Objective Plantation forests play a critical role in the global carbon cycle. However, traditional management practices aimed at enhancing timber productivity may lead to soil organic carbon loss, creating a trade-off between vegetation carbon and soil carbon. Harvest residue management is a key measure influencing the carbon sink function of plantations, yet its synergistic effects on above- and below-ground carbon pools remain unclear. This study aims to investigate the long-term effects of two residue management treatments—retention and removal—on vegetation and soil carbon densities in Chinese fir (Cunninghamia lanceolata) plantations, so as to provide a scientific basis for enhancing carbon sequestration through improved silvicultural practices.

Method A randomized block design was adopted, with two treatments—harvest residue retention and removal—each replicated 10 times. After 14 years of treatment (in 2022), tree layer biomass was estimated using tree-by-tree surveys combined with species-specific biomass equations. Shrub, herb, and litter layer biomass were determined using the harvest method. Soil bulk density and carbon content were measured using the cutting ring method and stratified sampling, respectively. All plant and soil samples were processed, and organic carbon content was analyzed using a carbon-nitrogen elemental analyzer.

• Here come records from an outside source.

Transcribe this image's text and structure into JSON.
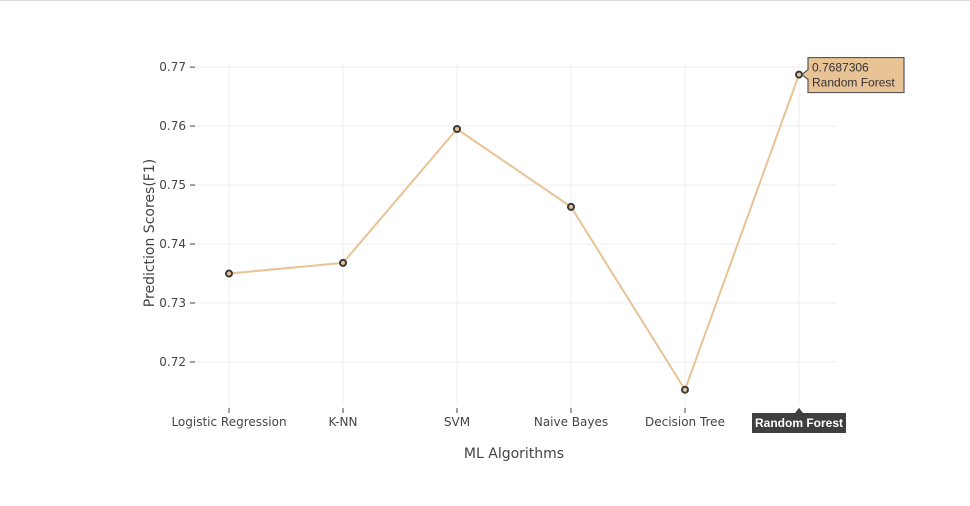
{
  "chart_data": {
    "type": "line",
    "xlabel": "ML Algorithms",
    "ylabel": "Prediction Scores(F1)",
    "categories": [
      "Logistic Regression",
      "K-NN",
      "SVM",
      "Naive Bayes",
      "Decision Tree",
      "Random Forest"
    ],
    "series": [
      {
        "values": [
          0.735,
          0.7368,
          0.7595,
          0.7463,
          0.7153,
          0.7687306
        ]
      }
    ],
    "yticks": [
      "0.72",
      "0.73",
      "0.74",
      "0.75",
      "0.76",
      "0.77"
    ],
    "ylim": [
      0.7122,
      0.7712
    ],
    "grid": true,
    "legend": "none",
    "colors": {
      "line": "#E8C396",
      "marker_fill": "#E8C396",
      "marker_edge": "#3a3a3a",
      "hover_fill": "#E8C396",
      "hover_x_fill": "#3f3f3f"
    },
    "hover": {
      "category": "Random Forest",
      "value_label": "0.7687306",
      "name_label": "Random Forest"
    }
  }
}
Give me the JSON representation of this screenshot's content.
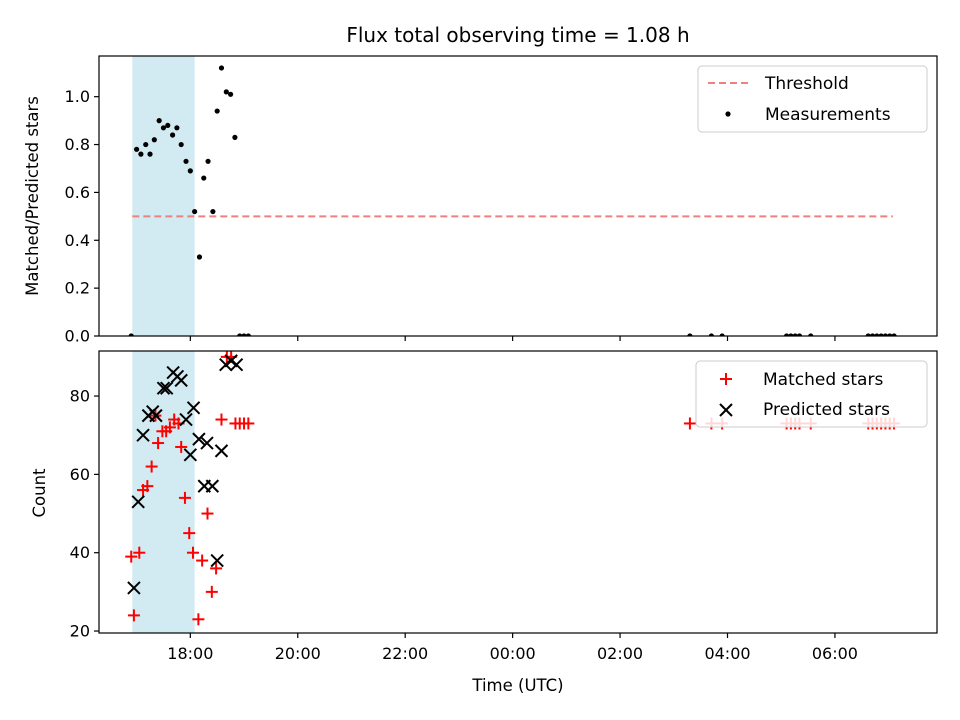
{
  "chart_data": {
    "type": "scatter",
    "title": "Flux total observing time = 1.08 h",
    "shared_x": {
      "label": "Time (UTC)",
      "unit": "hours since 00:00 of first day",
      "range": [
        16.3,
        31.9
      ],
      "ticks": [
        {
          "value": 18,
          "label": "18:00"
        },
        {
          "value": 20,
          "label": "20:00"
        },
        {
          "value": 22,
          "label": "22:00"
        },
        {
          "value": 24,
          "label": "00:00"
        },
        {
          "value": 26,
          "label": "02:00"
        },
        {
          "value": 28,
          "label": "04:00"
        },
        {
          "value": 30,
          "label": "06:00"
        }
      ]
    },
    "observing_window": {
      "start": 16.92,
      "end": 18.08,
      "color": "#add8e6"
    },
    "panels": [
      {
        "id": "ratio",
        "ylabel": "Matched/Predicted stars",
        "ylim": [
          0,
          1.17
        ],
        "yticks": [
          {
            "value": 0.0,
            "label": "0.0"
          },
          {
            "value": 0.2,
            "label": "0.2"
          },
          {
            "value": 0.4,
            "label": "0.4"
          },
          {
            "value": 0.6,
            "label": "0.6"
          },
          {
            "value": 0.8,
            "label": "0.8"
          },
          {
            "value": 1.0,
            "label": "1.0"
          }
        ],
        "threshold": {
          "name": "Threshold",
          "value": 0.5,
          "x_start": 16.92,
          "x_end": 31.08,
          "color": "#f08080"
        },
        "series": [
          {
            "name": "Measurements",
            "marker": "dot",
            "color": "#000000",
            "points": [
              [
                16.9,
                0.0
              ],
              [
                17.0,
                0.78
              ],
              [
                17.08,
                0.76
              ],
              [
                17.17,
                0.8
              ],
              [
                17.25,
                0.76
              ],
              [
                17.33,
                0.82
              ],
              [
                17.42,
                0.9
              ],
              [
                17.5,
                0.87
              ],
              [
                17.58,
                0.88
              ],
              [
                17.67,
                0.84
              ],
              [
                17.75,
                0.87
              ],
              [
                17.83,
                0.8
              ],
              [
                17.92,
                0.73
              ],
              [
                18.0,
                0.69
              ],
              [
                18.08,
                0.52
              ],
              [
                18.17,
                0.33
              ],
              [
                18.25,
                0.66
              ],
              [
                18.33,
                0.73
              ],
              [
                18.42,
                0.52
              ],
              [
                18.5,
                0.94
              ],
              [
                18.58,
                1.12
              ],
              [
                18.67,
                1.02
              ],
              [
                18.75,
                1.01
              ],
              [
                18.83,
                0.83
              ],
              [
                18.92,
                0.0
              ],
              [
                19.0,
                0.0
              ],
              [
                19.08,
                0.0
              ],
              [
                27.3,
                0.0
              ],
              [
                27.7,
                0.0
              ],
              [
                27.9,
                0.0
              ],
              [
                29.1,
                0.0
              ],
              [
                29.18,
                0.0
              ],
              [
                29.26,
                0.0
              ],
              [
                29.34,
                0.0
              ],
              [
                29.55,
                0.0
              ],
              [
                30.62,
                0.0
              ],
              [
                30.7,
                0.0
              ],
              [
                30.78,
                0.0
              ],
              [
                30.86,
                0.0
              ],
              [
                30.94,
                0.0
              ],
              [
                31.02,
                0.0
              ],
              [
                31.1,
                0.0
              ]
            ]
          }
        ],
        "legend": {
          "position": "top-right",
          "entries": [
            "Threshold",
            "Measurements"
          ]
        }
      },
      {
        "id": "count",
        "ylabel": "Count",
        "ylim": [
          19.5,
          91.5
        ],
        "yticks": [
          {
            "value": 20,
            "label": "20"
          },
          {
            "value": 40,
            "label": "40"
          },
          {
            "value": 60,
            "label": "60"
          },
          {
            "value": 80,
            "label": "80"
          }
        ],
        "series": [
          {
            "name": "Matched stars",
            "marker": "plus",
            "color": "#ff0000",
            "points": [
              [
                16.9,
                39
              ],
              [
                16.95,
                24
              ],
              [
                17.05,
                40
              ],
              [
                17.12,
                56
              ],
              [
                17.2,
                57
              ],
              [
                17.28,
                62
              ],
              [
                17.35,
                75
              ],
              [
                17.4,
                68
              ],
              [
                17.48,
                71
              ],
              [
                17.55,
                71
              ],
              [
                17.62,
                72
              ],
              [
                17.7,
                74
              ],
              [
                17.78,
                73
              ],
              [
                17.83,
                67
              ],
              [
                17.9,
                54
              ],
              [
                17.98,
                45
              ],
              [
                18.05,
                40
              ],
              [
                18.15,
                23
              ],
              [
                18.22,
                38
              ],
              [
                18.32,
                50
              ],
              [
                18.4,
                30
              ],
              [
                18.48,
                36
              ],
              [
                18.58,
                74
              ],
              [
                18.68,
                90
              ],
              [
                18.76,
                90
              ],
              [
                18.84,
                73
              ],
              [
                18.92,
                73
              ],
              [
                19.0,
                73
              ],
              [
                19.08,
                73
              ],
              [
                27.3,
                73
              ],
              [
                27.7,
                73
              ],
              [
                27.9,
                73
              ],
              [
                29.1,
                73
              ],
              [
                29.18,
                73
              ],
              [
                29.26,
                73
              ],
              [
                29.34,
                73
              ],
              [
                29.55,
                73
              ],
              [
                30.62,
                73
              ],
              [
                30.7,
                73
              ],
              [
                30.78,
                73
              ],
              [
                30.86,
                73
              ],
              [
                30.94,
                73
              ],
              [
                31.02,
                73
              ],
              [
                31.1,
                73
              ]
            ]
          },
          {
            "name": "Predicted stars",
            "marker": "x",
            "color": "#000000",
            "points": [
              [
                16.95,
                31
              ],
              [
                17.03,
                53
              ],
              [
                17.12,
                70
              ],
              [
                17.22,
                75
              ],
              [
                17.3,
                76
              ],
              [
                17.36,
                75
              ],
              [
                17.5,
                82
              ],
              [
                17.56,
                82
              ],
              [
                17.68,
                86
              ],
              [
                17.76,
                85
              ],
              [
                17.83,
                84
              ],
              [
                17.92,
                74
              ],
              [
                18.0,
                65
              ],
              [
                18.06,
                77
              ],
              [
                18.16,
                69
              ],
              [
                18.26,
                57
              ],
              [
                18.31,
                68
              ],
              [
                18.41,
                57
              ],
              [
                18.5,
                38
              ],
              [
                18.58,
                66
              ],
              [
                18.66,
                88
              ],
              [
                18.76,
                89
              ],
              [
                18.86,
                88
              ]
            ]
          }
        ],
        "legend": {
          "position": "top-right",
          "entries": [
            "Matched stars",
            "Predicted stars"
          ]
        }
      }
    ]
  }
}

Carbon density of each component was subsequently calculated.

Result Under the residue retention treatment, the total tree layer carbon density (55.85 t/ha) was 5.14% higher than that under the removal treatment (53.12 t/ha), though the difference was not statistically significant. However, residue retention significantly increased tree root carbon density by 37.23% (from 5.64 t/ha to 7.47 t/ha). Carbon densities in the shrub and herb layers also showed increasing trends under residue retention, but not to a significant extent. No significant difference was observed in total soil carbon density (0-60 cm) between the two treatments. However, residue retention significantly increased carbon density in the 0–10 cm surface soil layer by 16.08% (from 22.90 t/ha to 26.57 t/ha), while no significant effects were detected in deeper soil layers.

Conclusion Long-term retention of harvest residues is an effective silvicultural practice for synergistically enhancing both vegetation and soil carbon storage in Chinese fir plantations. This practice markedly promoted carbon accumulation in tree roots and effectively increased organic carbon storage in surface soil, which holds significant practical value for the sustainable management of plantations under the goal of "carbon neutrality".